Exactly! Keeps the core clean. I use use Arch distroboxes on Arch or EOS for exactly this reason.

[–] LeFantome@programming.dev 5 points 3 weeks ago

Distrobox changed the way I use Linux. I cannot imagine going back.

First, you are exactly right that it allows you to separate app repo from the rest of what you live about a distro.

I use an Arch Distrobox with every machine. Using Chimera Linux that uses MUSL, Clang, libc++, and BSD userland? Install anything from the Arch repos or AUR in seconds.

But it is not just package repo size. Using an app that targets RHEL? Install it from a RHEL Distrobox.

Doing dev for a project whose users are Ubuntu people? Build it in an Ubuntu Distrobox.

Want to try something and do not want it to mess up your system? Do it in a Distrobox.

Need some software for a class that will just be cluttering up your system after? Make a Distrobox for that class.

I have a .NET Distrobox. I have a Java Distrobox. Just not having to update the IDE and frameworks all the time is a huge win.
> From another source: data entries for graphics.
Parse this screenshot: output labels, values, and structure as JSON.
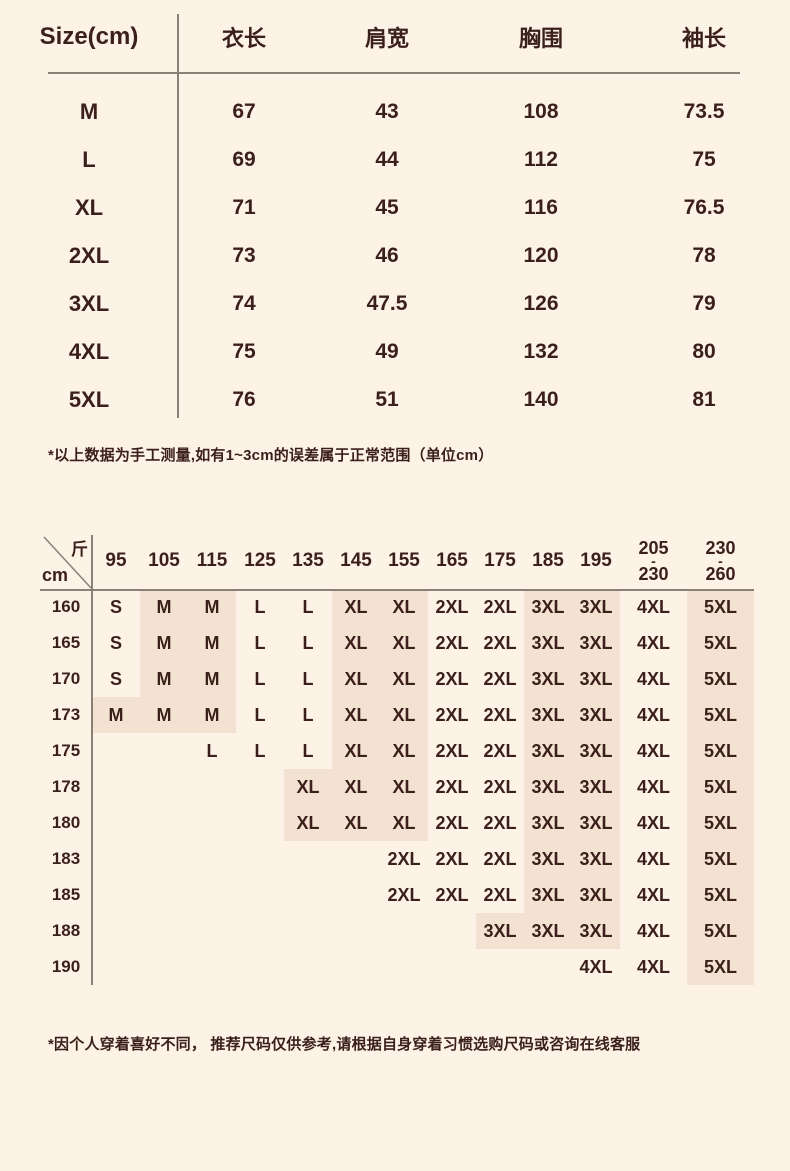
{
  "colors": {
    "background": "#fcf2e5",
    "cell_highlight": "#f3e2d1",
    "text": "#3b1f1a",
    "rule": "#8b8077"
  },
  "size_table": {
    "corner_label": "Size(cm)",
    "columns": [
      "衣长",
      "肩宽",
      "胸围",
      "袖长"
    ],
    "rows": [
      {
        "size": "M",
        "values": [
          "67",
          "43",
          "108",
          "73.5"
        ]
      },
      {
        "size": "L",
        "values": [
          "69",
          "44",
          "112",
          "75"
        ]
      },
      {
        "size": "XL",
        "values": [
          "71",
          "45",
          "116",
          "76.5"
        ]
      },
      {
        "size": "2XL",
        "values": [
          "73",
          "46",
          "120",
          "78"
        ]
      },
      {
        "size": "3XL",
        "values": [
          "74",
          "47.5",
          "126",
          "79"
        ]
      },
      {
        "size": "4XL",
        "values": [
          "75",
          "49",
          "132",
          "80"
        ]
      },
      {
        "size": "5XL",
        "values": [
          "76",
          "51",
          "140",
          "81"
        ]
      }
    ],
    "note": "*以上数据为手工测量,如有1~3cm的误差属于正常范围（单位cm）"
  },
  "fit_table": {
    "corner_top_label": "斤",
    "corner_bottom_label": "cm",
    "weight_columns": [
      "95",
      "105",
      "115",
      "125",
      "135",
      "145",
      "155",
      "165",
      "175",
      "185",
      "195",
      "205-230",
      "230-260"
    ],
    "highlighted_sizes": [
      "M",
      "XL",
      "3XL",
      "5XL"
    ],
    "rows": [
      {
        "height": "160",
        "cells": [
          "S",
          "M",
          "M",
          "L",
          "L",
          "XL",
          "XL",
          "2XL",
          "2XL",
          "3XL",
          "3XL",
          "4XL",
          "5XL"
        ]
      },
      {
        "height": "165",
        "cells": [
          "S",
          "M",
          "M",
          "L",
          "L",
          "XL",
          "XL",
          "2XL",
          "2XL",
          "3XL",
          "3XL",
          "4XL",
          "5XL"
        ]
      },
      {
        "height": "170",
        "cells": [
          "S",
          "M",
          "M",
          "L",
          "L",
          "XL",
          "XL",
          "2XL",
          "2XL",
          "3XL",
          "3XL",
          "4XL",
          "5XL"
        ]
      },
      {
        "height": "173",
        "cells": [
          "M",
          "M",
          "M",
          "L",
          "L",
          "XL",
          "XL",
          "2XL",
          "2XL",
          "3XL",
          "3XL",
          "4XL",
          "5XL"
        ]
      },
      {
        "height": "175",
        "cells": [
          "",
          "",
          "L",
          "L",
          "L",
          "XL",
          "XL",
          "2XL",
          "2XL",
          "3XL",
          "3XL",
          "4XL",
          "5XL"
        ]
      },
      {
        "height": "178",
        "cells": [
          "",
          "",
          "",
          "",
          "XL",
          "XL",
          "XL",
          "2XL",
          "2XL",
          "3XL",
          "3XL",
          "4XL",
          "5XL"
        ]
      },
      {
        "height": "180",
        "cells": [
          "",
          "",
          "",
          "",
          "XL",
          "XL",
          "XL",
          "2XL",
          "2XL",
          "3XL",
          "3XL",
          "4XL",
          "5XL"
        ]
      },
      {
        "height": "183",
        "cells": [
          "",
          "",
          "",
          "",
          "",
          "",
          "2XL",
          "2XL",
          "2XL",
          "3XL",
          "3XL",
          "4XL",
          "5XL"
        ]
      },
      {
        "height": "185",
        "cells": [
          "",
          "",
          "",
          "",
          "",
          "",
          "2XL",
          "2XL",
          "2XL",
          "3XL",
          "3XL",
          "4XL",
          "5XL"
        ]
      },
      {
        "height": "188",
        "cells": [
          "",
          "",
          "",
          "",
          "",
          "",
          "",
          "",
          "3XL",
          "3XL",
          "3XL",
          "4XL",
          "5XL"
        ]
      },
      {
        "height": "190",
        "cells": [
          "",
          "",
          "",
          "",
          "",
          "",
          "",
          "",
          "",
          "",
          "4XL",
          "4XL",
          "5XL"
        ]
      }
    ],
    "note": "*因个人穿着喜好不同， 推荐尺码仅供参考,请根据自身穿着习惯选购尺码或咨询在线客服"
  }
}
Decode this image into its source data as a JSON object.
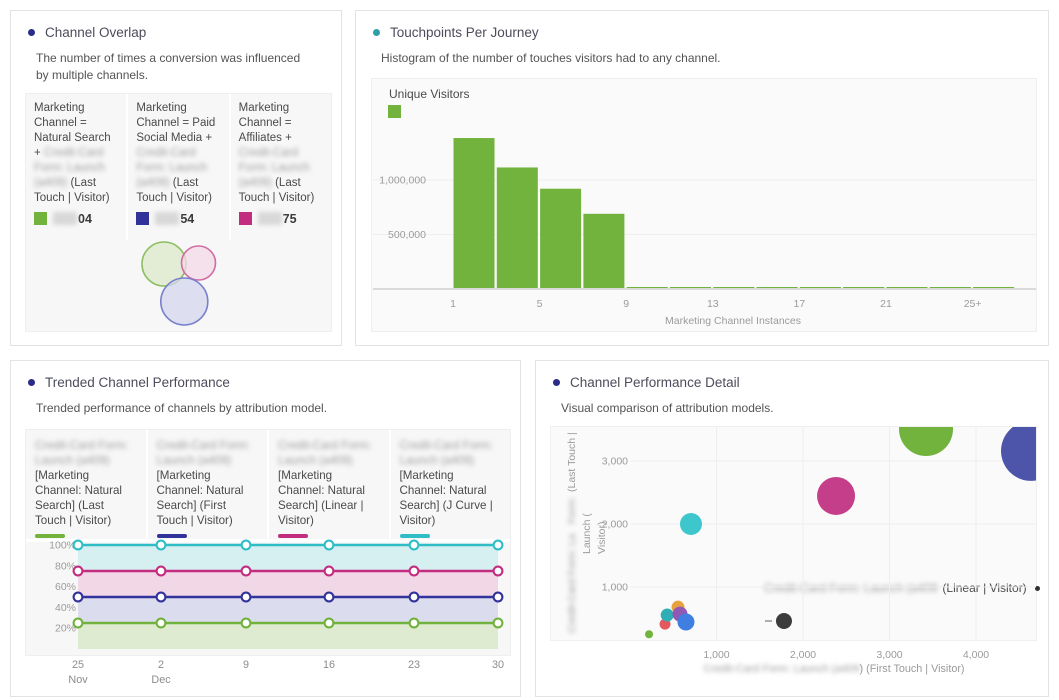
{
  "colors": {
    "green": "#71B33C",
    "navy": "#32329B",
    "magenta": "#C22D80",
    "teal": "#2FBEC6",
    "bullet_indigo": "#2B2B88",
    "bullet_teal": "#2E9FA8",
    "axis_text": "#9B9B9B",
    "bar_green": "#71B33C"
  },
  "panels": {
    "channel_overlap": {
      "title": "Channel Overlap",
      "description": "The number of times a conversion was influenced by multiple channels.",
      "items": [
        {
          "prefix": "Marketing Channel = Natural Search + ",
          "blurred": "Credit-Card Form: Launch (a409)",
          "suffix": " (Last Touch | Visitor)",
          "value_visible": "04",
          "color": "#71B33C"
        },
        {
          "prefix": "Marketing Channel = Paid Social Media + ",
          "blurred": "Credit-Card Form: Launch (a409)",
          "suffix": " (Last Touch | Visitor)",
          "value_visible": "54",
          "color": "#32329B"
        },
        {
          "prefix": "Marketing Channel = Affiliates + ",
          "blurred": "Credit-Card Form: Launch (a409)",
          "suffix": " (Last Touch | Visitor)",
          "value_visible": "75",
          "color": "#C22D80"
        }
      ]
    },
    "touchpoints": {
      "title": "Touchpoints Per Journey",
      "description": "Histogram of the number of touches visitors had to any channel.",
      "legend_label": "Unique Visitors",
      "xlabel": "Marketing Channel Instances"
    },
    "trended": {
      "title": "Trended Channel Performance",
      "description": "Trended performance of channels by attribution model.",
      "items": [
        {
          "blurred": "Credit-Card Form: Launch (a409)",
          "label": "[Marketing Channel: Natural Search] (Last Touch | Visitor)",
          "color": "#71B33C"
        },
        {
          "blurred": "Credit-Card Form: Launch (a409)",
          "label": "[Marketing Channel: Natural Search] (First Touch | Visitor)",
          "color": "#32329B"
        },
        {
          "blurred": "Credit-Card Form: Launch (a409)",
          "label": "[Marketing Channel: Natural Search] (Linear | Visitor)",
          "color": "#C22D80"
        },
        {
          "blurred": "Credit-Card Form: Launch (a409)",
          "label": "[Marketing Channel: Natural Search] (J Curve | Visitor)",
          "color": "#2FBEC6"
        }
      ]
    },
    "detail": {
      "title": "Channel Performance Detail",
      "description": "Visual comparison of attribution models.",
      "annotation_blurred": "Credit-Card Form: Launch (a409",
      "annotation": "(Linear | Visitor)",
      "xlabel_blurred": "Credit-Card Form: Launch (a409",
      "xlabel_visible": ") (First Touch | Visitor)",
      "ylabel_parts": {
        "last_touch": "(Last Touch |",
        "blur_short": "Form:",
        "blur_long": "Credit-Card Form: La",
        "launch": "Launch (",
        "visitor": "Visitor)"
      }
    }
  },
  "chart_data": [
    {
      "id": "channel-overlap-venn",
      "type": "venn",
      "title": "Channel Overlap",
      "circles": [
        {
          "set": "Natural Search",
          "cx": 153,
          "cy": 253,
          "r": 22,
          "fill": "#DCEACA",
          "stroke": "#8FBF64"
        },
        {
          "set": "Affiliates",
          "cx": 187.5,
          "cy": 252,
          "r": 17,
          "fill": "#F4D9E7",
          "stroke": "#CF6CA3"
        },
        {
          "set": "Paid Social Media",
          "cx": 173.3,
          "cy": 290.5,
          "r": 23.5,
          "fill": "#D4D6EC",
          "stroke": "#7680CB"
        }
      ]
    },
    {
      "id": "touchpoints-histogram",
      "type": "bar",
      "legend": "Unique Visitors",
      "xlabel": "Marketing Channel Instances",
      "bar_color": "#71B33C",
      "ylim": [
        0,
        1450000
      ],
      "grid": true,
      "y_ticks": [
        {
          "value": 1000000,
          "label": "1,000,000"
        },
        {
          "value": 500000,
          "label": "500,000"
        }
      ],
      "x_ticks": [
        {
          "value": 1,
          "label": "1"
        },
        {
          "value": 5,
          "label": "5"
        },
        {
          "value": 9,
          "label": "9"
        },
        {
          "value": 13,
          "label": "13"
        },
        {
          "value": 17,
          "label": "17"
        },
        {
          "value": 21,
          "label": "21"
        },
        {
          "value": 25,
          "label": "25+"
        }
      ],
      "bin_width": 2,
      "bins": [
        {
          "x": 1,
          "value": 1385000
        },
        {
          "x": 3,
          "value": 1115000
        },
        {
          "x": 5,
          "value": 920000
        },
        {
          "x": 7,
          "value": 690000
        },
        {
          "x": 9,
          "value": 15000
        },
        {
          "x": 11,
          "value": 15000
        },
        {
          "x": 13,
          "value": 15000
        },
        {
          "x": 15,
          "value": 15000
        },
        {
          "x": 17,
          "value": 15000
        },
        {
          "x": 19,
          "value": 15000
        },
        {
          "x": 21,
          "value": 15000
        },
        {
          "x": 23,
          "value": 15000
        },
        {
          "x": 25,
          "value": 15000
        }
      ]
    },
    {
      "id": "trended-performance",
      "type": "line",
      "ylim": [
        0,
        107
      ],
      "y_ticks": [
        {
          "value": 100,
          "label": "100%"
        },
        {
          "value": 80,
          "label": "80%"
        },
        {
          "value": 60,
          "label": "60%"
        },
        {
          "value": 40,
          "label": "40%"
        },
        {
          "value": 20,
          "label": "20%"
        }
      ],
      "x_labels": [
        {
          "day": "25",
          "month": "Nov"
        },
        {
          "day": "2",
          "month": "Dec"
        },
        {
          "day": "9",
          "month": ""
        },
        {
          "day": "16",
          "month": ""
        },
        {
          "day": "23",
          "month": ""
        },
        {
          "day": "30",
          "month": ""
        }
      ],
      "series": [
        {
          "name": "(J Curve | Visitor)",
          "color": "#2FBEC6",
          "band": "#D6EFF1",
          "values": [
            100,
            100,
            100,
            100,
            100,
            100
          ]
        },
        {
          "name": "(Linear | Visitor)",
          "color": "#C22D80",
          "band": "#F2D8E6",
          "values": [
            75,
            75,
            75,
            75,
            75,
            75
          ]
        },
        {
          "name": "(First Touch | Visitor)",
          "color": "#32329B",
          "band": "#DBDCEE",
          "values": [
            50,
            50,
            50,
            50,
            50,
            50
          ]
        },
        {
          "name": "(Last Touch | Visitor)",
          "color": "#71B33C",
          "band": "#DFEBD0",
          "values": [
            25,
            25,
            25,
            25,
            25,
            25
          ]
        }
      ]
    },
    {
      "id": "channel-performance-bubbles",
      "type": "scatter",
      "xlabel": "(First Touch | Visitor)",
      "ylabel": "(Last Touch | Visitor)",
      "x_ticks": [
        {
          "value": 1000,
          "label": "1,000"
        },
        {
          "value": 2000,
          "label": "2,000"
        },
        {
          "value": 3000,
          "label": "3,000"
        },
        {
          "value": 4000,
          "label": "4,000"
        }
      ],
      "y_ticks": [
        {
          "value": 3000,
          "label": "3,000"
        },
        {
          "value": 2000,
          "label": "2,000"
        },
        {
          "value": 1000,
          "label": "1,000"
        }
      ],
      "points": [
        {
          "x": 220,
          "y": 250,
          "r": 4,
          "color": "#71B33C"
        },
        {
          "x": 405,
          "y": 410,
          "r": 5.5,
          "color": "#E25A5E"
        },
        {
          "x": 430,
          "y": 555,
          "r": 6.5,
          "color": "#2FAEB5"
        },
        {
          "x": 555,
          "y": 680,
          "r": 6.5,
          "color": "#E8A23D"
        },
        {
          "x": 578,
          "y": 570,
          "r": 7.5,
          "color": "#9158B5"
        },
        {
          "x": 647,
          "y": 445,
          "r": 8.5,
          "color": "#3E7FE1"
        },
        {
          "x": 705,
          "y": 2000,
          "r": 11,
          "color": "#3EC6CD"
        },
        {
          "x": 1780,
          "y": 460,
          "r": 8,
          "color": "#3C3C3C",
          "dash": true
        },
        {
          "x": 2382,
          "y": 2445,
          "r": 19,
          "color": "#C43E8A"
        },
        {
          "x": 3422,
          "y": 3508,
          "r": 27,
          "color": "#71B33C"
        },
        {
          "x": 4636,
          "y": 3160,
          "r": 30,
          "color": "#4C55A9"
        }
      ]
    }
  ]
}
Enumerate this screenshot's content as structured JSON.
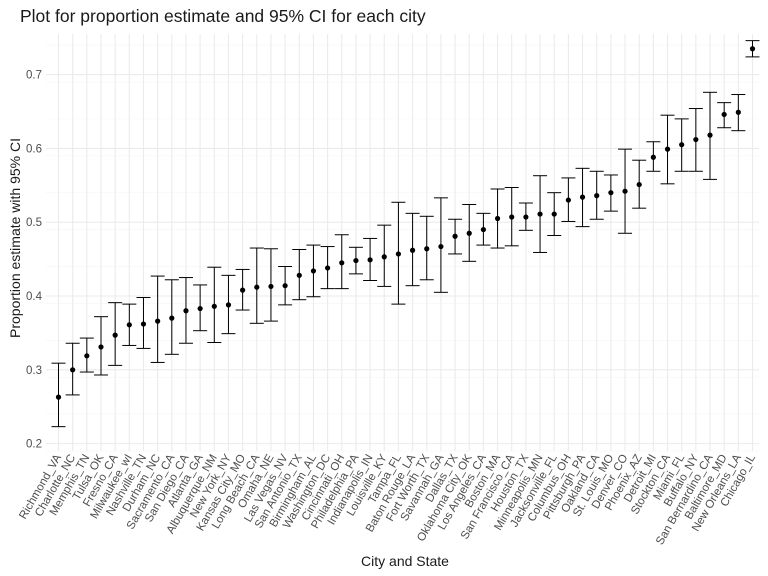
{
  "chart_data": {
    "type": "scatter",
    "title": "Plot for proportion estimate and 95% CI for each city",
    "xlabel": "City and State",
    "ylabel": "Proportion estimate with 95% CI",
    "ylim": [
      0.19,
      0.755
    ],
    "yticks": [
      "0.2",
      "0.3",
      "0.4",
      "0.5",
      "0.6",
      "0.7"
    ],
    "grid": true,
    "legend": "none",
    "colors": {
      "point": "#000000",
      "errorbar": "#000000",
      "grid_major": "#ebebeb",
      "grid_minor": "#f5f5f5"
    },
    "categories": [
      "Richmond_VA",
      "Charlotte_NC",
      "Memphis_TN",
      "Tulsa_OK",
      "Fresno_CA",
      "Milwaukee_wI",
      "Nashville_TN",
      "Durham_NC",
      "Sacramento_CA",
      "San Diego_CA",
      "Atlanta_GA",
      "Albuquerque_NM",
      "New York_NY",
      "Kansas City_MO",
      "Long Beach_CA",
      "Omaha_NE",
      "Las Vegas_NV",
      "San Antonio_TX",
      "Birmingham_AL",
      "Washington_DC",
      "Cincinnati_OH",
      "Philadelphia_PA",
      "Indianapolis_IN",
      "Louisville_KY",
      "Tampa_FL",
      "Baton Rouge_LA",
      "Fort Worth_TX",
      "Savannah_GA",
      "Dallas_TX",
      "Oklahoma City_OK",
      "Los Angeles_CA",
      "Boston_MA",
      "San Francisco_CA",
      "Houston_TX",
      "Minneapolis_MN",
      "Jacksonville_FL",
      "Columbus_OH",
      "Pittsburgh_PA",
      "Oakland_CA",
      "St. Louis_MO",
      "Denver_CO",
      "Phoenix_AZ",
      "Detroit_MI",
      "Stockton_CA",
      "Miami_FL",
      "Buffalo_NY",
      "San Bernardino_CA",
      "Baltimore_MD",
      "New Orleans_LA",
      "Chicago_IL"
    ],
    "series": [
      {
        "estimate": [
          0.263,
          0.3,
          0.319,
          0.331,
          0.347,
          0.361,
          0.362,
          0.366,
          0.37,
          0.38,
          0.383,
          0.386,
          0.388,
          0.408,
          0.412,
          0.413,
          0.414,
          0.428,
          0.434,
          0.438,
          0.445,
          0.448,
          0.449,
          0.453,
          0.457,
          0.462,
          0.464,
          0.467,
          0.481,
          0.485,
          0.49,
          0.505,
          0.507,
          0.507,
          0.511,
          0.511,
          0.53,
          0.534,
          0.536,
          0.54,
          0.542,
          0.551,
          0.588,
          0.599,
          0.605,
          0.612,
          0.618,
          0.646,
          0.649,
          0.735
        ],
        "ci_low": [
          0.223,
          0.266,
          0.297,
          0.293,
          0.306,
          0.333,
          0.329,
          0.31,
          0.321,
          0.336,
          0.353,
          0.337,
          0.349,
          0.381,
          0.363,
          0.366,
          0.388,
          0.395,
          0.399,
          0.41,
          0.41,
          0.43,
          0.421,
          0.413,
          0.389,
          0.414,
          0.422,
          0.405,
          0.457,
          0.447,
          0.469,
          0.465,
          0.468,
          0.489,
          0.459,
          0.482,
          0.501,
          0.494,
          0.504,
          0.515,
          0.485,
          0.519,
          0.569,
          0.552,
          0.569,
          0.569,
          0.558,
          0.628,
          0.624,
          0.724
        ],
        "ci_high": [
          0.309,
          0.336,
          0.343,
          0.372,
          0.391,
          0.389,
          0.398,
          0.427,
          0.422,
          0.425,
          0.415,
          0.439,
          0.428,
          0.436,
          0.465,
          0.464,
          0.44,
          0.463,
          0.469,
          0.467,
          0.483,
          0.466,
          0.478,
          0.496,
          0.527,
          0.512,
          0.508,
          0.533,
          0.504,
          0.524,
          0.512,
          0.545,
          0.547,
          0.526,
          0.563,
          0.54,
          0.56,
          0.573,
          0.569,
          0.564,
          0.599,
          0.584,
          0.609,
          0.645,
          0.64,
          0.654,
          0.676,
          0.662,
          0.673,
          0.746
        ]
      }
    ]
  }
}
Mature application that I use every day that I do not want to change or break on me? Install from a Debian Distrobox.

Rapidly developing app where I want the latest for features and fixes? Install from an Arch Distrobox.

Tools you like that only Mint offers? Install a Mint Distrobox.

Distrobox is the greatest.

[–] LeFantome@programming.dev 4 points 3 weeks ago (2 children)

I love Debian. Literally the worst possible choice for GPU drivers.